Label: Mass Media
One thing noticeable in 2014 was the current crop of “post-punk” revivalist bands trying to bring back goth that missed the boat. Sure, a lot of it was enjoyable, some of it even memorable, but it lacked something very tangible that made 80’s post-punk/death-rock/goth bands what they were. That x-factor is elegance and romanticism. Shadow House gets this. They open Hand In Hand with ample rock kick, but the x-factor is best showcased on “Haunted.” The synths are a key part of this, but the guitar is really complimentary and creates layers. These layers are what keep them from just being a dark punk band. They don’t shy away from the kinetic elements of punk that goth sprang from. But truth be told, goth owes much more to David Bowie’s theatrics than it does to the Dead Boys. The emotive web woven on “Lonely Psalm” re-kindles the same passionate place that made “Disintegration” such a great album. It brings back a feeling that makes me want to stop eating, grow my hair out and start smoking cloves again. The songs are less sprawling than the pictures Robert Smith paints with his guitar, yet despite the somewhat lo-fi production, the guitarist makes the most of what he is working with. All the right effects are in all the right places. The singer has heart in his baritone croon, he is not just doing an Ian Curtis impersonation. “Old Crime” could almost be spun into an 80’s night set and go unnoticed.

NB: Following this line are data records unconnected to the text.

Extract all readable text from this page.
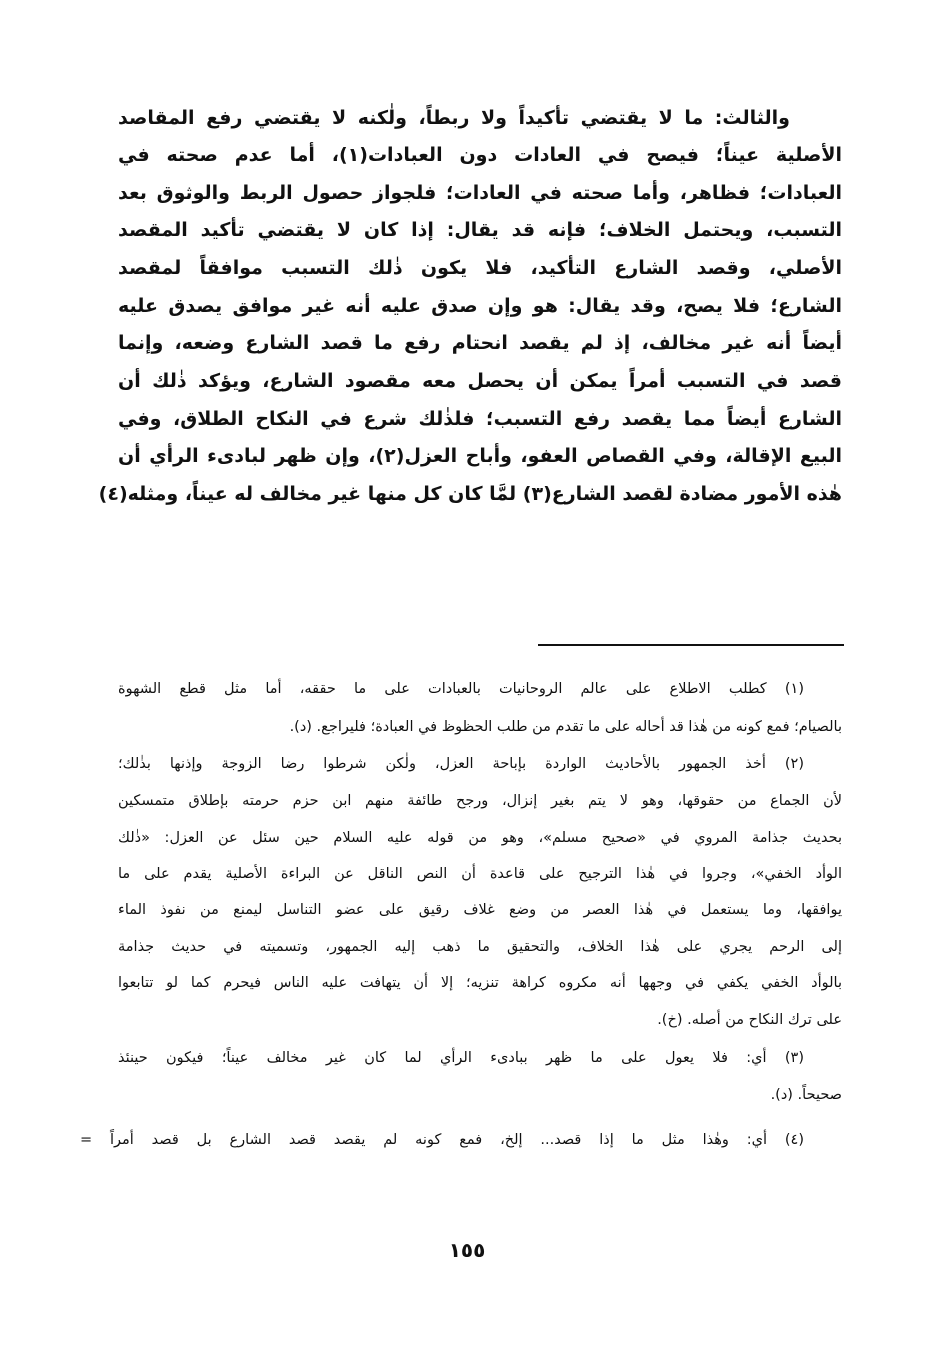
والثالث: ما لا يقتضي تأكيداً ولا ربطاً، ولٰكنه لا يقتضي رفع المقاصد
الأصلية عيناً؛ فيصح في العادات دون العبادات(١)، أما عدم صحته في
العبادات؛ فظاهر، وأما صحته في العادات؛ فلجواز حصول الربط والوثوق بعد
التسبب، ويحتمل الخلاف؛ فإنه قد يقال: إذا كان لا يقتضي تأكيد المقصد
الأصلي، وقصد الشارع التأكيد، فلا يكون ذٰلك التسبب موافقاً لمقصد
الشارع؛ فلا يصح، وقد يقال: هو وإن صدق عليه أنه غير موافق يصدق عليه
أيضاً أنه غير مخالف، إذ لم يقصد انحتام رفع ما قصد الشارع وضعه، وإنما
قصد في التسبب أمراً يمكن أن يحصل معه مقصود الشارع، ويؤكد ذٰلك أن
الشارع أيضاً مما يقصد رفع التسبب؛ فلذٰلك شرع في النكاح الطلاق، وفي
البيع الإقالة، وفي القصاص العفو، وأباح العزل(٢)، وإن ظهر لبادىء الرأي أن
هٰذه الأمور مضادة لقصد الشارع(٣) لمَّا كان كل منها غير مخالف له عيناً، ومثله(٤)
(١) كطلب الاطلاع على عالم الروحانيات بالعبادات على ما حققه، أما مثل قطع الشهوة
بالصيام؛ فمع كونه من هٰذا قد أحاله على ما تقدم من طلب الحظوظ في العبادة؛ فليراجع. (د).
(٢) أخذ الجمهور بالأحاديث الواردة بإباحة العزل، ولٰكن شرطوا رضا الزوجة وإذنها بذٰلك؛
لأن الجماع من حقوقها، وهو لا يتم بغير إنزال، ورجح طائفة منهم ابن حزم حرمته بإطلاق متمسكين
بحديث جذامة المروي في «صحيح مسلم»، وهو من قوله عليه السلام حين سئل عن العزل: «ذٰلك
الوأد الخفي»، وجروا في هٰذا الترجيح على قاعدة أن النص الناقل عن البراءة الأصلية يقدم على ما
يوافقها، وما يستعمل في هٰذا العصر من وضع غلاف رقيق على عضو التناسل ليمنع من نفوذ الماء
إلى الرحم يجري على هٰذا الخلاف، والتحقيق ما ذهب إليه الجمهور، وتسميته في حديث جذامة
بالوأد الخفي يكفي في وجهها أنه مكروه كراهة تنزيه؛ إلا أن يتهافت عليه الناس فيحرم كما لو تتابعوا
على ترك النكاح من أصله. (خ).
(٣) أي: فلا يعول على ما ظهر ببادىء الرأي لما كان غير مخالف عيناً؛ فيكون حينئذ
صحيحاً. (د).
(٤) أي: وهٰذا مثل ما إذا قصد... إلخ، فمع كونه لم يقصد قصد الشارع بل قصد أمراً =
١٥٥
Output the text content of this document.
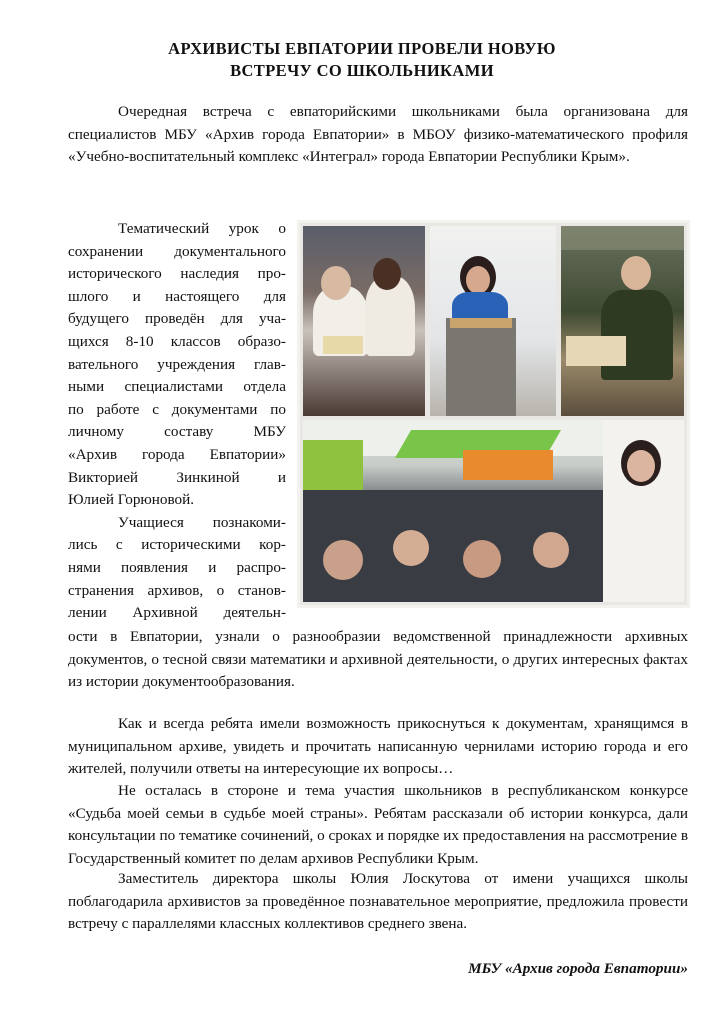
АРХИВИСТЫ ЕВПАТОРИИ ПРОВЕЛИ НОВУЮ
ВСТРЕЧУ СО ШКОЛЬНИКАМИ

Очередная встреча с евпаторийскими школьниками была организована для специалистов МБУ «Архив города Евпатории» в МБОУ физико-математического профиля «Учебно-воспитательный комплекс «Интеграл» города Евпатории Республики Крым».

Тематический урок о

сохранении документального

исторического наследия про-

шлого и настоящего для

будущего проведён для уча-

щихся 8-10 классов образо-

вательного учреждения глав-

ными специалистами отдела

по работе с документами по

личному составу МБУ

«Архив города Евпатории»

Викторией Зинкиной и

Юлией Горюновой.

Учащиеся познакоми-

лись с историческими кор-

нями появления и распро-

странения архивов, о станов-

лении Архивной деятельн-

ости в Евпатории, узнали о разнообразии ведомственной принадлежности архивных документов, о тесной связи математики и архивной деятельности, о других интересных фактах из истории документообразования.

Как и всегда ребята имели возможность прикоснуться к документам, хранящимся в муниципальном архиве, увидеть и прочитать написанную чернилами историю города и его жителей, получили ответы на интересующие их вопросы…

Не осталась в стороне и тема участия школьников в республиканском конкурсе «Судьба моей семьи в судьбе моей страны». Ребятам рассказали об истории конкурса, дали консультации по тематике сочинений, о сроках и порядке их предоставления на рассмотрение в Государственный комитет по делам архивов Республики Крым.

Заместитель директора школы Юлия Лоскутова от имени учащихся школы поблагодарила архивистов за проведённое познавательное мероприятие, предложила провести встречу с параллелями классных коллективов среднего звена.

МБУ «Архив города Евпатории»
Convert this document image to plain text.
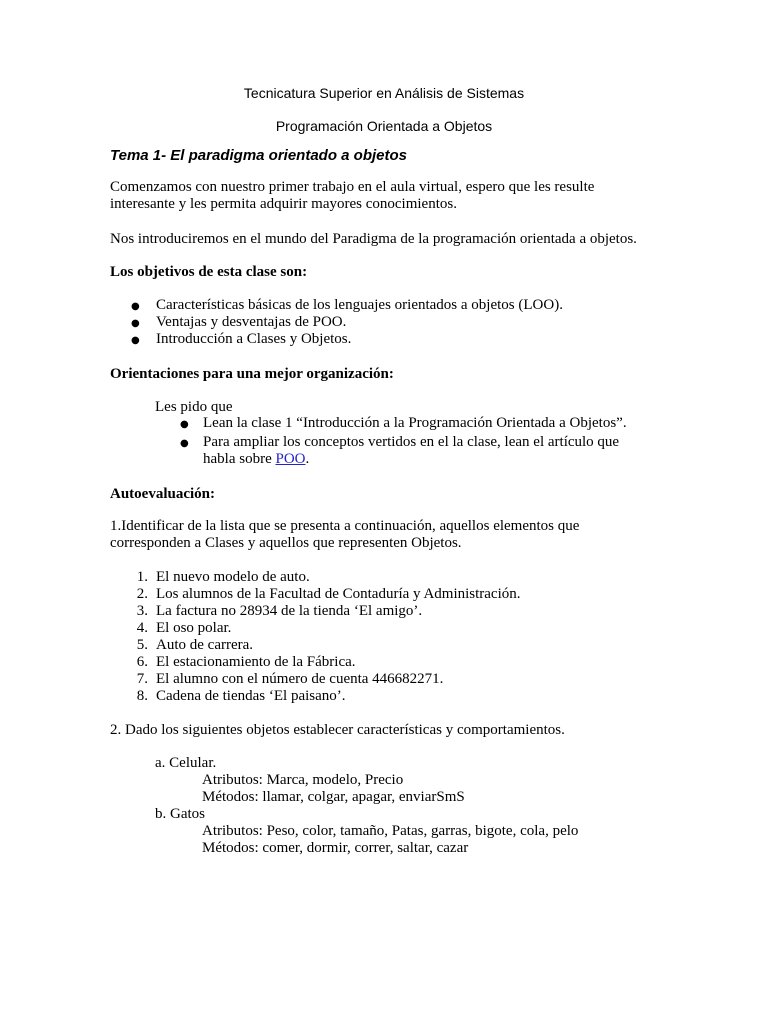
Tecnicatura Superior en Análisis de Sistemas
Programación Orientada a Objetos
Tema 1- El paradigma orientado a objetos
Comenzamos con nuestro primer trabajo en el aula virtual, espero que les resulte
interesante y les permita adquirir mayores conocimientos.
Nos introduciremos en el mundo del Paradigma de la programación orientada a objetos.
Los objetivos de esta clase son:
● Características básicas de los lenguajes orientados a objetos (LOO).
● Ventajas y desventajas de POO.
● Introducción a Clases y Objetos.
Orientaciones para una mejor organización:
Les pido que
● Lean la clase 1 “Introducción a la Programación Orientada a Objetos”.
● Para ampliar los conceptos vertidos en el la clase, lean el artículo que
habla sobre POO.
Autoevaluación:
1.Identificar de la lista que se presenta a continuación, aquellos elementos que
corresponden a Clases y aquellos que representen Objetos.
1. El nuevo modelo de auto.
2. Los alumnos de la Facultad de Contaduría y Administración.
3. La factura no 28934 de la tienda ‘El amigo’.
4. El oso polar.
5. Auto de carrera.
6. El estacionamiento de la Fábrica.
7. El alumno con el número de cuenta 446682271.
8. Cadena de tiendas ‘El paisano’.
2. Dado los siguientes objetos establecer características y comportamientos.
a. Celular.
Atributos: Marca, modelo, Precio
Métodos: llamar, colgar, apagar, enviarSmS
b. Gatos
Atributos: Peso, color, tamaño, Patas, garras, bigote, cola, pelo
Métodos: comer, dormir, correr, saltar, cazar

Dynamically, they work in varied shades of gray. The band’s motto is “Play loud, dance slow,” and the majority of the songs cater to that ethos. The pace gets brisker for “Start Again,” ebbs and flows back and forth from the moodier verse to the more pulse-pounding chorus. Lyrically, the odes to the manifestations of isolation and heartbreak are moaned out in vague metaphor. “Toys” carries a dark western feel to it, the guitar tone here hits it’s creepy peak. While the band cites the Chamelons as their influence, the Cure and Echo and the Bunnymen certainly seem more prevalent. Whatever the case, aside from guitar tones, their is no glaring mimicry. In placing the emphasis on letting each song stand on it’s own two feet, they become surprisingly original in a genre that owes so much of it’s life to the past. Going against the grain, Shadow House only gives a nod to Joy Division with the album’s darkest song, “We Don’t Belong,” that closes out the album. The singer also takes on a lower, more dead pan inflection in his voice.
This album is by and large without flaw. This Portland band is very honest and devoid of irony in what they do. These are not some hardcore kids playing around after listening to “Flood Lands,” they are well versed in what makes the genre work. They are on the second pressing of the single for “Haunted,” and the full length is being released on Gone Home Records and Mass Media Records. So seek them out, or this will be the best goth record of 2014 that you didn’t get to hear.